## This file implements a splitter for the training set, to avoid hitting OpenAI rate limits.

### Install Libraries

In [1]:
%pip install pandas

Note: you may need to restart the kernel to use updated packages.


### Imports

In [2]:
import os
import pandas as pd

### Read training dataset (EN)

In [3]:
df_train = pd.read_csv('data/train.csv')
df_train = df_train.drop(columns=['Unnamed: 0'])

In [4]:
df_train

Unnamed: 0,context,question,answerA,answerB,answerC,correct
0,"Even though she had homework to do that night,...",What will Jesse want to do next?,read homework to Skylar,help Skylar finish,skip her studying,B
1,"After school, Casey met the friend at a bar so...",Why did Casey do this?,have a good idea of the material,goof around with a friend,have a few drinks and leave,A
2,Jesse went quickly to their mother and their m...,How would Jesse feel afterwards?,wasting their time,that they are a good child,that their mother always calls them,B
3,Robin knew that Kai really wanted her to the l...,Why did Robin do this?,paid her to say that she liked it,she never really liked Kai or her fashion,she knew Kai wanted Robin to like the outfit,C
4,Addison slept well last night after playing ba...,Why did Addison do this?,regain her energy,hit a home run,run the bases,A
...,...,...,...,...,...,...
33405,Quinn had a research paper due at midnight.
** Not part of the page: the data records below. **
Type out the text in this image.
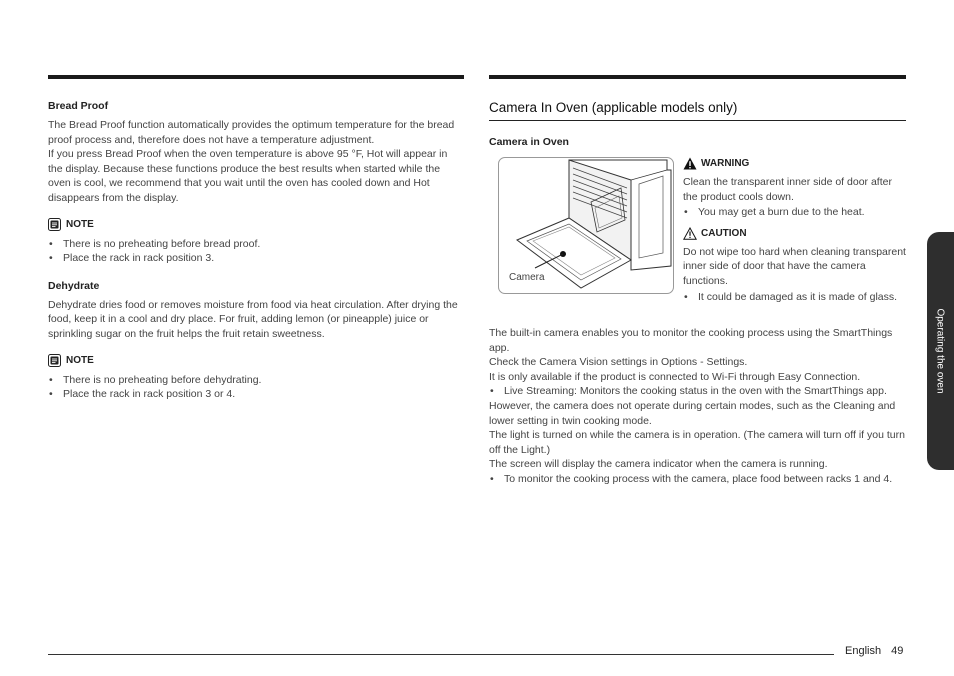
Bread Proof

The Bread Proof function automatically provides the optimum temperature for the bread proof process and, therefore does not have a temperature adjustment.

If you press Bread Proof when the oven temperature is above 95 °F, Hot will appear in the display. Because these functions produce the best results when started while the oven is cool, we recommend that you wait until the oven has cooled down and Hot disappears from the display.

NOTE
• There is no preheating before bread proof.
• Place the rack in rack position 3.
Dehydrate

Dehydrate dries food or removes moisture from food via heat circulation. After drying the food, keep it in a cool and dry place. For fruit, adding lemon (or pineapple) juice or sprinkling sugar on the fruit helps the fruit retain sweetness.

NOTE
• There is no preheating before dehydrating.
• Place the rack in rack position 3 or 4.
Camera In Oven (applicable models only)
Camera in Oven
Camera
WARNING
Clean the transparent inner side of door after the product cools down.
• You may get a burn due to the heat.
CAUTION
Do not wipe too hard when cleaning transparent inner side of door that have the camera functions.
• It could be damaged as it is made of glass.

The built-in camera enables you to monitor the cooking process using the SmartThings app.

Check the Camera Vision settings in Options - Settings.

It is only available if the product is connected to Wi-Fi through Easy Connection.

• Live Streaming: Monitors the cooking status in the oven with the SmartThings app.

However, the camera does not operate during certain modes, such as the Cleaning and lower setting in twin cooking mode.

The light is turned on while the camera is in operation. (The camera will turn off if you turn off the Light.)

The screen will display the camera indicator when the camera is running.

• To monitor the cooking process with the camera, place food between racks 1 and 4.
Operating the oven
English 49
Qu...,What will Quinn want to do next?,wait till the elast minute,start the project at midnight,try to finish their paper,C
33406,Ash made some new friends on the first day in ...,Why did Ash do this?,grab a coke with his new friends,do HW with his new friend,be sociable,C
33407,Carson decided to try online dating so he foun...,What does Carson need to do before this?,get married before this,decide to date before this,finish school before this,B
33408,Jesse put the turkey in the fridge for it to t...,How would Others feel as a result?,hungry,thirsty,anticipatory,C


### Split the source language training set in chunks of 5k rows

In [5]:
def df_splitter(df):
    chunk_size = 5000
    chunks = []

    for i in range(0, len(df), chunk_size):
        chunk = df.iloc[i:i+chunk_size]
        chunks.append(chunk)

    # create new DataFrames for each chunk
    df_chunks = [pd.DataFrame(chunk) for chunk in chunks]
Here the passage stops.